A group of leading scientists has said the possibility that coronavirus accidentally escaped from the Wuhan lab in China “remains viable”.
In a letter published in the journal Science, 18 researchers from Stanford, Harvard, MIT and Cambridge blasted the World Health Organization (WHO) and scientists who followed it for failing to consider that there may have may been an “accidental” lab escape of the virus.
The Wuhan Institute of Virology is where the case of coronavirus was first detected in December 2019.
But a WHO task force spent four weeks investigating the outbreak in Wuhan in January and February and concluded it was “extremely unlikely” that it was caused by a lab leak.

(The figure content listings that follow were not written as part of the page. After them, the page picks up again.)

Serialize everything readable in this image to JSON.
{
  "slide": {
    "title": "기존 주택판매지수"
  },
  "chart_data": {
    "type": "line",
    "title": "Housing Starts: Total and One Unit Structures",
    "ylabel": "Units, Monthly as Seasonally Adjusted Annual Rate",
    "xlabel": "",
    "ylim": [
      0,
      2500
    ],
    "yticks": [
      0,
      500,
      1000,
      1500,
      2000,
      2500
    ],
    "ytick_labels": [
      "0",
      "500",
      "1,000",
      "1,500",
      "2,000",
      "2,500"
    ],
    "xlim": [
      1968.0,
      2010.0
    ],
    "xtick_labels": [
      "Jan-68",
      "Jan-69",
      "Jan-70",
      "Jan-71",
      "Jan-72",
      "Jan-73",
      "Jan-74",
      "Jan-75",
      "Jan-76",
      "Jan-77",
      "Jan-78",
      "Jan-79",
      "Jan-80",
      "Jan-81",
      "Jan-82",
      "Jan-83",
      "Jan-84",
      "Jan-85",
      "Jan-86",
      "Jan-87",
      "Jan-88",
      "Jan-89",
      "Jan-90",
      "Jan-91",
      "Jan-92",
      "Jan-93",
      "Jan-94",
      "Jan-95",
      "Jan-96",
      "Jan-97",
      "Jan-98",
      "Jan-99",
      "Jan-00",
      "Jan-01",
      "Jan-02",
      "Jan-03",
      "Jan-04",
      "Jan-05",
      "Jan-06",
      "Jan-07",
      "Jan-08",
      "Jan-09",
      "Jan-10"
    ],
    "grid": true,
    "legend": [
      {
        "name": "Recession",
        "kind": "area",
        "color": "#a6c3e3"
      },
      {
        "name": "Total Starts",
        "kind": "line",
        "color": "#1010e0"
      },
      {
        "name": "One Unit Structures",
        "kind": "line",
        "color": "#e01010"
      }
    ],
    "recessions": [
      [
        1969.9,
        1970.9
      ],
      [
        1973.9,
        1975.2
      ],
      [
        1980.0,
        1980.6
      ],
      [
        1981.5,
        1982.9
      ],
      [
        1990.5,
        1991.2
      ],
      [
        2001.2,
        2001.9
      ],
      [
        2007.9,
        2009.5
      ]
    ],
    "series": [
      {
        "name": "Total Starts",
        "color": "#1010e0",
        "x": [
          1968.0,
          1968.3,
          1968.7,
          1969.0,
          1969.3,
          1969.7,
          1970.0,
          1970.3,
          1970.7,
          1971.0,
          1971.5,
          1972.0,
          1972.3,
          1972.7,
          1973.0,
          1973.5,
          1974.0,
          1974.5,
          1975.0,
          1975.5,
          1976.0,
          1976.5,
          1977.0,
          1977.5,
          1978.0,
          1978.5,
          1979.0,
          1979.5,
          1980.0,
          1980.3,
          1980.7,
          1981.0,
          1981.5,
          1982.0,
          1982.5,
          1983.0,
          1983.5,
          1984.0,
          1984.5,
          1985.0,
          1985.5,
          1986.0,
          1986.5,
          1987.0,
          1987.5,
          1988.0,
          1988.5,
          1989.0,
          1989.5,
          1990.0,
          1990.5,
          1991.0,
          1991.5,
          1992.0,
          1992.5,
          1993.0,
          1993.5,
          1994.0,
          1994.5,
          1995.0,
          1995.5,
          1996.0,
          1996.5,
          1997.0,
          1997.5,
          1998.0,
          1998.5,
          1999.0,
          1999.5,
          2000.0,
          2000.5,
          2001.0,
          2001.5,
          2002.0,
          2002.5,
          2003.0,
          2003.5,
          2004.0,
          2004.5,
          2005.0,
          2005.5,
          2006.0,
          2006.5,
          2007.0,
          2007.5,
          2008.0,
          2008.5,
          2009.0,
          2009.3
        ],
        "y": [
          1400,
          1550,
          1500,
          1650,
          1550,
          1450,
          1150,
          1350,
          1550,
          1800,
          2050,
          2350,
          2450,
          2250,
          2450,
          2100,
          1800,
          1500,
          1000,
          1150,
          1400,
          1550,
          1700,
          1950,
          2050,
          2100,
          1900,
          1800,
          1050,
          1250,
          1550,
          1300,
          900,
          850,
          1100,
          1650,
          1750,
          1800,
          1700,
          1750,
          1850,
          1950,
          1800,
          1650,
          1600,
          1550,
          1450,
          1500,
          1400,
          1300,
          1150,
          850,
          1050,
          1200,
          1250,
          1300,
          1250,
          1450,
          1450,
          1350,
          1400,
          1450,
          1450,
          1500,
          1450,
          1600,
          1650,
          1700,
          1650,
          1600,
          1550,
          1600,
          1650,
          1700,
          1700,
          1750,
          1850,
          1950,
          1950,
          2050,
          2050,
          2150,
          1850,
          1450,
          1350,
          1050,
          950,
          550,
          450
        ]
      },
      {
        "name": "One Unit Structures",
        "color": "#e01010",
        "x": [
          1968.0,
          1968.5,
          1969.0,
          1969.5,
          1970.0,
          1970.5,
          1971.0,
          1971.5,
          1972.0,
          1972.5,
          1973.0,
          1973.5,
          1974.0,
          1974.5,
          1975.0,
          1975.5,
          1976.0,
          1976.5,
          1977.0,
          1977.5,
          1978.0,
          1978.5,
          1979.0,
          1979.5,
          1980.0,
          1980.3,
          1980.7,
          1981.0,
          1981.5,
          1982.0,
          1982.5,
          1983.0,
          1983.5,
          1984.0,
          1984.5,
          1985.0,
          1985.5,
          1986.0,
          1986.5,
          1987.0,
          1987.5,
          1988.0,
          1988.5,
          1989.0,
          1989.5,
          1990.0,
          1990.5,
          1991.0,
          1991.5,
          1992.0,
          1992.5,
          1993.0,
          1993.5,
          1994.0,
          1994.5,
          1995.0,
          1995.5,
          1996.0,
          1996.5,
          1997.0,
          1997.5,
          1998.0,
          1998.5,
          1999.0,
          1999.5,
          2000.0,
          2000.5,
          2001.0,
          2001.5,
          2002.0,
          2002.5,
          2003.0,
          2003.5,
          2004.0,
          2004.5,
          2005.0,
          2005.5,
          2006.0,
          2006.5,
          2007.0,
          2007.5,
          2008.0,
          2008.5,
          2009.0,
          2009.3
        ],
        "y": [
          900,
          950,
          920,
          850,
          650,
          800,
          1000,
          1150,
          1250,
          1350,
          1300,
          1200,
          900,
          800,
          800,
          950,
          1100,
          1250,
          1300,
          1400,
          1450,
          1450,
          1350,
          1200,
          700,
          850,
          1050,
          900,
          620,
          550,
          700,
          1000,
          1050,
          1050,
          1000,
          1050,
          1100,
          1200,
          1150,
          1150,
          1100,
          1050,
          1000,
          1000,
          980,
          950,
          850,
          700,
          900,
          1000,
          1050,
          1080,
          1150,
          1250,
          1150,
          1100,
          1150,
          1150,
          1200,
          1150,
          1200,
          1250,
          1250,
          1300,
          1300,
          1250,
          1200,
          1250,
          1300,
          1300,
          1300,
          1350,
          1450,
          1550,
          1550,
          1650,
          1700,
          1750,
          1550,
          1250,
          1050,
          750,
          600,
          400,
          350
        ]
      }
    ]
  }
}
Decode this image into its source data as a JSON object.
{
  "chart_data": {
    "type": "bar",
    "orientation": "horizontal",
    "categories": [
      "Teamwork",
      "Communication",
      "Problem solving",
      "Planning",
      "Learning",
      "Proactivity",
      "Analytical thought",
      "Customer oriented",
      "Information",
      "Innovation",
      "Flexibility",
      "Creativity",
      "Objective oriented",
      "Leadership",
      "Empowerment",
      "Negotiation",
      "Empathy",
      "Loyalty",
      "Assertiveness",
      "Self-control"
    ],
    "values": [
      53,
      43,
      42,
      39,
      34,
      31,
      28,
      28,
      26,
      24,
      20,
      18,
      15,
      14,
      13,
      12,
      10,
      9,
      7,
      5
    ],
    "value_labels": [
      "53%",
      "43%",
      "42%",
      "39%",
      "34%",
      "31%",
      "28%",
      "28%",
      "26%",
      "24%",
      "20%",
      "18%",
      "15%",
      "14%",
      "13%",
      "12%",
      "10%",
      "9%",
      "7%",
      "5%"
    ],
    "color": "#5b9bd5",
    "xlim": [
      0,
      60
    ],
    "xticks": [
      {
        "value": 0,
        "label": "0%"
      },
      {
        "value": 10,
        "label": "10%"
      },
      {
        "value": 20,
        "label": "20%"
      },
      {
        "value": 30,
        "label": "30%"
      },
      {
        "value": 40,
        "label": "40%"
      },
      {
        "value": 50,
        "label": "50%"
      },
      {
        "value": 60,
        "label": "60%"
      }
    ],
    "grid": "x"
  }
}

It instead found there was more chance the outbreak occurred due to “zoonotic spillover” from bats to humans through another animals.
Covid-19, which emerged in China in late 2019, has killed 3.34 million people, cost the world trillions of dollars in lost income and upended normal life for billions of people.
The latest letter said the WHO investigation didn’t make a “balanced consideration” of the theory that it may have come from the Wuhan lab and called for a “proper investigation” into the matter.
“We must take hypotheses about both natural and laboratory spillovers seriously until we have sufficient data,” the letter reads.
“In this time of unfortunate anti-Asian sentiment in some countries, we note that at the beginning of the pandemic, it was Chinese doctors, scientists, journalists, and citizens who shared with the world crucial information about the spread of the virus—often at great personal cost.”
David Relman, the Stanford microbiologist who organised the letter, said: “We know that laboratory accidents happen far more often than anyone would like to admit.”
“And that includes the very best labs, including those here in the United States.”
He goes on saying: “Theories of accidental release from a lab and zoonotic spillover both remain viable.”
The WHO task force investigating the origin of the virus said in March that it was probably transmitted from bats to humans through another animal.
It was further reported that the facilities had “high-quality biosafety levels”, and there had been no reports of similar illnesses among staff during the months before the pandemic hit.
Employees had also not tested positive for Covid in subsequent blood screening for antibodies, the report said.
“In view of the above, a laboratory origin of the pandemic was considered to be extremely unlikely,” it said.